Segundo o levantamento, o desejo de compra do consumidor brasileiro segue em alta, apesar da crise econômica. Noventa por cento dos entrevistados afirmaram que pretendem fazer compras no período. Desses, 77% querem fazer compras pela internet e 22% querem ir às lojas físicas.
Outra pesquisa, feita pelo Serviço de Proteção ao Crédito (SPC Brasil) e pela Confederação Nacional de Dirigentes Lojistas (CNDL), divulgada na semana passada, mostra que 69% dos consumidores brasileiros pretendem fazer compras na promoção Black Friday e que parte dos consumidores (28%) só têm intenção de fazer compras se os preços estiverem realmente convidativos.

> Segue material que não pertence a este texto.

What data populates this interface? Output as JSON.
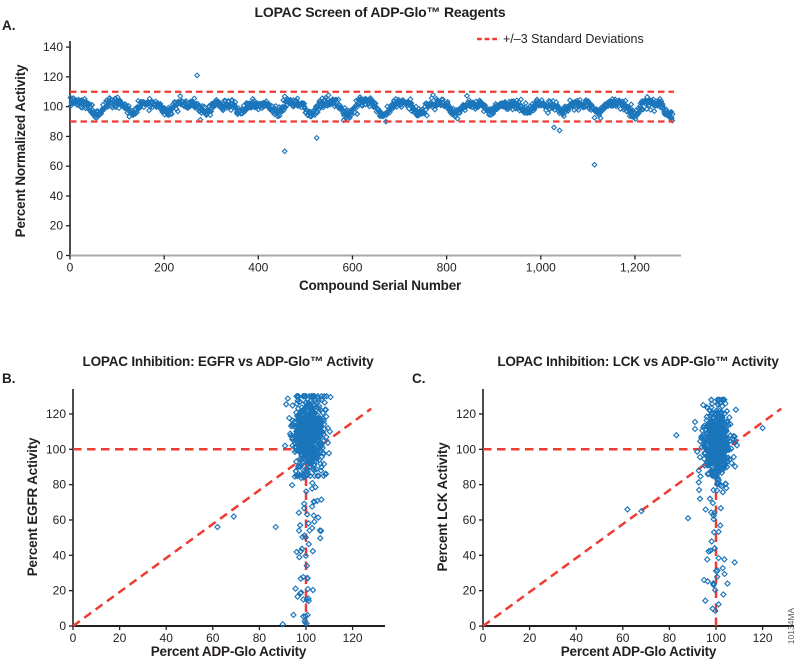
{
  "figure": {
    "watermark": "10134MA",
    "colors": {
      "point_blue": "#1B75BB",
      "dash_red": "#EE3B33",
      "axis_dark": "#231F20",
      "axis_gray": "#A7A9AC",
      "tick_text": "#231F20",
      "background": "#FFFFFF"
    }
  },
  "chart_data": [
    {
      "id": "A",
      "type": "scatter",
      "panel_label": "A.",
      "title": "LOPAC Screen of ADP-Glo™ Reagents",
      "xlabel": "Compound Serial Number",
      "ylabel": "Percent Normalized Activity",
      "xlim": [
        0,
        1300
      ],
      "ylim": [
        0,
        145
      ],
      "xticks": [
        0,
        200,
        400,
        600,
        800,
        1000,
        1200
      ],
      "xtick_labels": [
        "0",
        "200",
        "400",
        "600",
        "800",
        "1,000",
        "1,200"
      ],
      "yticks": [
        0,
        20,
        40,
        60,
        80,
        100,
        120,
        140
      ],
      "grid": false,
      "legend": {
        "label": "+/–3 Standard Deviations",
        "position": "top-right",
        "marker": "red-dashed-line"
      },
      "sd_lines": {
        "upper": 110,
        "lower": 90,
        "x_extent": [
          0,
          1283
        ]
      },
      "band_synthesis": {
        "description": "≈1280 compounds in a periodic wavy band centered on 100% activity, mostly within 90–110",
        "n": 1280,
        "baseline": 100,
        "wave_amplitude": 4.0,
        "wave_period": 76,
        "ripple_amplitude": 1.3,
        "noise_sd": 1.6,
        "value_range": [
          88,
          111
        ],
        "seed": 7
      },
      "outliers": [
        [
          270,
          121
        ],
        [
          456,
          70
        ],
        [
          524,
          79
        ],
        [
          1028,
          86
        ],
        [
          1040,
          84
        ],
        [
          1114,
          61
        ]
      ]
    },
    {
      "id": "B",
      "type": "scatter",
      "panel_label": "B.",
      "title": "LOPAC Inhibition: EGFR vs ADP-Glo™ Activity",
      "xlabel": "Percent ADP-Glo Activity",
      "ylabel": "Percent EGFR Activity",
      "xlim": [
        0,
        133
      ],
      "ylim": [
        0,
        134
      ],
      "xticks": [
        0,
        20,
        40,
        60,
        80,
        100,
        120
      ],
      "yticks": [
        0,
        20,
        40,
        60,
        80,
        100,
        120
      ],
      "grid": false,
      "ref_lines": {
        "horizontal": {
          "y": 100,
          "x_extent": [
            0,
            97
          ]
        },
        "vertical": {
          "x": 100,
          "y_extent": [
            0,
            93
          ]
        },
        "diagonal": {
          "from": [
            0,
            0
          ],
          "to": [
            128,
            123
          ]
        }
      },
      "cluster_synthesis": {
        "description": "dense vertical blob of compounds with unchanged ADP-Glo signal (~100%) spanning EGFR activity ~85–130",
        "n": 520,
        "x_mean": 101,
        "x_sd": 3.3,
        "y_mean": 109,
        "y_sd": 11.5,
        "x_range": [
          91.5,
          110.5
        ],
        "y_range": [
          85,
          130
        ],
        "seed": 11
      },
      "tail_synthesis": {
        "n": 60,
        "x_mean": 100,
        "x_sd": 3.0,
        "y_range": [
          1,
          85
        ],
        "seed": 23
      },
      "outliers": [
        [
          62,
          56
        ],
        [
          69,
          62
        ],
        [
          87,
          56
        ],
        [
          94,
          114
        ],
        [
          91,
          102
        ],
        [
          90,
          1
        ]
      ]
    },
    {
      "id": "C",
      "type": "scatter",
      "panel_label": "C.",
      "title": "LOPAC Inhibition: LCK vs ADP-Glo™ Activity",
      "xlabel": "Percent ADP-Glo Activity",
      "ylabel": "Percent LCK Activity",
      "xlim": [
        0,
        133
      ],
      "ylim": [
        0,
        134
      ],
      "xticks": [
        0,
        20,
        40,
        60,
        80,
        100,
        120
      ],
      "yticks": [
        0,
        20,
        40,
        60,
        80,
        100,
        120
      ],
      "grid": false,
      "ref_lines": {
        "horizontal": {
          "y": 100,
          "x_extent": [
            0,
            97
          ]
        },
        "vertical": {
          "x": 100,
          "y_extent": [
            0,
            93
          ]
        },
        "diagonal": {
          "from": [
            0,
            0
          ],
          "to": [
            128,
            123
          ]
        }
      },
      "cluster_synthesis": {
        "description": "dense vertical blob at ADP-Glo ~100% spanning LCK activity ~72–128",
        "n": 520,
        "x_mean": 100.5,
        "x_sd": 3.0,
        "y_mean": 103,
        "y_sd": 11,
        "x_range": [
          91,
          109
        ],
        "y_range": [
          72,
          128
        ],
        "seed": 31
      },
      "tail_synthesis": {
        "n": 34,
        "x_mean": 99.5,
        "x_sd": 2.4,
        "y_range": [
          6,
          72
        ],
        "seed": 41
      },
      "outliers": [
        [
          62,
          66
        ],
        [
          68,
          65
        ],
        [
          88,
          61
        ],
        [
          83,
          108
        ],
        [
          120,
          112
        ],
        [
          108,
          36
        ]
      ]
    }
  ]
}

Entre os que compraram no ano passado, 45% declararam que pretendem comprar mais produtos este ano do que em 2015. Em média, os consumidores pretendem comprar entre três e quatro produtos e gastar cerca de R$ 1.426,13 – um aumento real de 31% em relação a 2015 (R$ 1.007,00, já descontada a inflação do período).
O SPC Brasil entrevistou 828 consumidores de ambos os sexos, acima de 18 anos e de todas as classes sociais nas 27 capitais brasileiras para identificar o percentual de pessoas que pretendem comprar na Black Friday. Em um segundo momento, a partir de uma amostra de 608 casos, foi investigado de forma detalhada o comportamento do consumo, gerando um intervalo de confiança de 95%.